I was so tired from all the whisking, I forgot to take a photo of the meat layer lovingly patted into place, so imagine it in your mind. While you do that, I’m mixing another cocktail.
Meat sauce lovingly in place means it’s time for the “thick” sauce. But before you put it on top of the meat sauce, whisk in more cheese. Yes, more cheese. And yes, more whisking. Which means yes, more cocktails.
So, “thick” sauce is made even thicker with more cheese and is glopped on top of the meat layer.
(I’m pretty sure my sweet mama never glopped a single thing in her kitchen, but that’s how it goes down in mine.)
Once the “thick” sauce is in place, sprinkle the top with more cheese. Then add a little more. You can never have too much.
And here’s where I get in big trouble. Here’s where I risk having my Greek heritage revoked.
There. I confessed. The secret is out.
If you’ve seen the movie “My Big Fat Greek Wedding,” you know what I mean.

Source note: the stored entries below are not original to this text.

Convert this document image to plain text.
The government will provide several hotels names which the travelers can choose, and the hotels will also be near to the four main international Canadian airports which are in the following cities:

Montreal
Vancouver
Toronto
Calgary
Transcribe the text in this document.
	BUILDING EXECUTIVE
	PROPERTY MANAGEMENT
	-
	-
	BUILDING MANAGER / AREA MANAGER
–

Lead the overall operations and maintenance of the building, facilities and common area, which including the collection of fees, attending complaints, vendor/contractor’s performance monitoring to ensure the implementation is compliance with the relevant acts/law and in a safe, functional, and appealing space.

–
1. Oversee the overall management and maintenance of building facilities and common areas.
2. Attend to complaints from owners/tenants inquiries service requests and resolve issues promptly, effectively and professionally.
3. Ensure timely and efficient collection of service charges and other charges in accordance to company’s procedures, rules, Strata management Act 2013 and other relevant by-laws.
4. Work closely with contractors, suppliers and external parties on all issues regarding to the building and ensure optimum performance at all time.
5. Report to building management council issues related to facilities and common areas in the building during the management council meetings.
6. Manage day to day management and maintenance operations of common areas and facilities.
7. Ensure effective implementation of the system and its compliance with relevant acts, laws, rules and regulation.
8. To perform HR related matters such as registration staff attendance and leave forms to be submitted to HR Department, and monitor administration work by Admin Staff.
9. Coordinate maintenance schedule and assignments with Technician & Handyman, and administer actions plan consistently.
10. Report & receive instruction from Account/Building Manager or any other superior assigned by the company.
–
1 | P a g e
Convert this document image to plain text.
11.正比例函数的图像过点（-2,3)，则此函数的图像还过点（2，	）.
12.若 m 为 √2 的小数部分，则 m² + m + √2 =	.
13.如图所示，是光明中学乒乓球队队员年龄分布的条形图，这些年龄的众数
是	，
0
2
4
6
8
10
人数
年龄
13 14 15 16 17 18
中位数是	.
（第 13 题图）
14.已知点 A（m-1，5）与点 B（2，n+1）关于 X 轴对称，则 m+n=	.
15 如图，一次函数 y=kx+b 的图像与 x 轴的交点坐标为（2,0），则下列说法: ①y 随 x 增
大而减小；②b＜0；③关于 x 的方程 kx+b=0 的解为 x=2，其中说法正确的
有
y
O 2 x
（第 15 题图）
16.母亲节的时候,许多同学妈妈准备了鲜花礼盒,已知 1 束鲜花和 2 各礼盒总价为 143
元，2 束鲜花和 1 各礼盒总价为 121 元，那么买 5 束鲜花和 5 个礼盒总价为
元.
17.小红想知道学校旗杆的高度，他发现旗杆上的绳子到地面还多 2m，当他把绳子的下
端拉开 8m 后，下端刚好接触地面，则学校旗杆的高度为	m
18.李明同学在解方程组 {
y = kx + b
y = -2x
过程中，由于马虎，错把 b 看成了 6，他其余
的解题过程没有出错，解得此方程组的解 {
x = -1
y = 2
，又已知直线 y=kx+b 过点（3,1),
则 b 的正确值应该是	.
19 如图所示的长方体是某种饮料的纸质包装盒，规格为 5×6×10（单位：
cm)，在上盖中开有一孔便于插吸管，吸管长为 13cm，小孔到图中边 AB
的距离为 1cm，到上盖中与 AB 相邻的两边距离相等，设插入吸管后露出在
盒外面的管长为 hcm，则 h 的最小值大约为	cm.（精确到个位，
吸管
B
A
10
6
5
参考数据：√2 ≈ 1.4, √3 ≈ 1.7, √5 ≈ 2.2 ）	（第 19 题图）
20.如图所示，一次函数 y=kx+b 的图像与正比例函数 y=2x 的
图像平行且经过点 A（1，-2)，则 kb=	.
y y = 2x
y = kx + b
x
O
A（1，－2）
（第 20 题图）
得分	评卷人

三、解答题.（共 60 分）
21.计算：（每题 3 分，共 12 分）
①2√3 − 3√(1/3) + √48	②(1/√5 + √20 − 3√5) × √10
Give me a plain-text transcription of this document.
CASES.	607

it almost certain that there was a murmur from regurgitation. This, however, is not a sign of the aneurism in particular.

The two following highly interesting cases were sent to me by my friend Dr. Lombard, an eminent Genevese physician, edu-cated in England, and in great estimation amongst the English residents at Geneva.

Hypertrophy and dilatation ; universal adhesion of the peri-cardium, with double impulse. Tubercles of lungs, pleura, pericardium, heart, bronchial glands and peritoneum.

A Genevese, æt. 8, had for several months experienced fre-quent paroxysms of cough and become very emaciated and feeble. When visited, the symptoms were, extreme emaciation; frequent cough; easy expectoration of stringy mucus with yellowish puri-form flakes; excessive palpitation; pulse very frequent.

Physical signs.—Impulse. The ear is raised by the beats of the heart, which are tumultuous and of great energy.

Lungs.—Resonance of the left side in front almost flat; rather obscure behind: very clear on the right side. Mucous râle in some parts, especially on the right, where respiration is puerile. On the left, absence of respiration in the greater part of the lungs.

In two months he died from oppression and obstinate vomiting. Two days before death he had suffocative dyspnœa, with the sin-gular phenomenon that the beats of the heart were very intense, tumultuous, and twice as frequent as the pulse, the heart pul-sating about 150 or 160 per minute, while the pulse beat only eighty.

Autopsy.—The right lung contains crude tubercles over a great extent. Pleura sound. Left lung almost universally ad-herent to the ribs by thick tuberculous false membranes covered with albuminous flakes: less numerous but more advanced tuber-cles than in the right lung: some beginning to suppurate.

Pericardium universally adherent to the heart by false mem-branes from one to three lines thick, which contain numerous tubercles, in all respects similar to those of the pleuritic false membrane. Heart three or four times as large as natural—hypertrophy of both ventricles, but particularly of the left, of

My Greek relatives shake their head and cluck their tongues at my meatless ways.
It’s ok. Really. It is. I may not eat meat, but I make good cocktails.
Once the pastichio is assembled (whether meaty or meat-free), there’s one more step, and this is one I cannot abide. Another reason for having my heritage revoked I’m sure, but I just can’t do it. The final step is to spread melted butter over the top of the “thick” sauce and the last layer of cheese. Can’t do it. Even though I burned at least 3,000 calories just from the whisking, I can’t do it.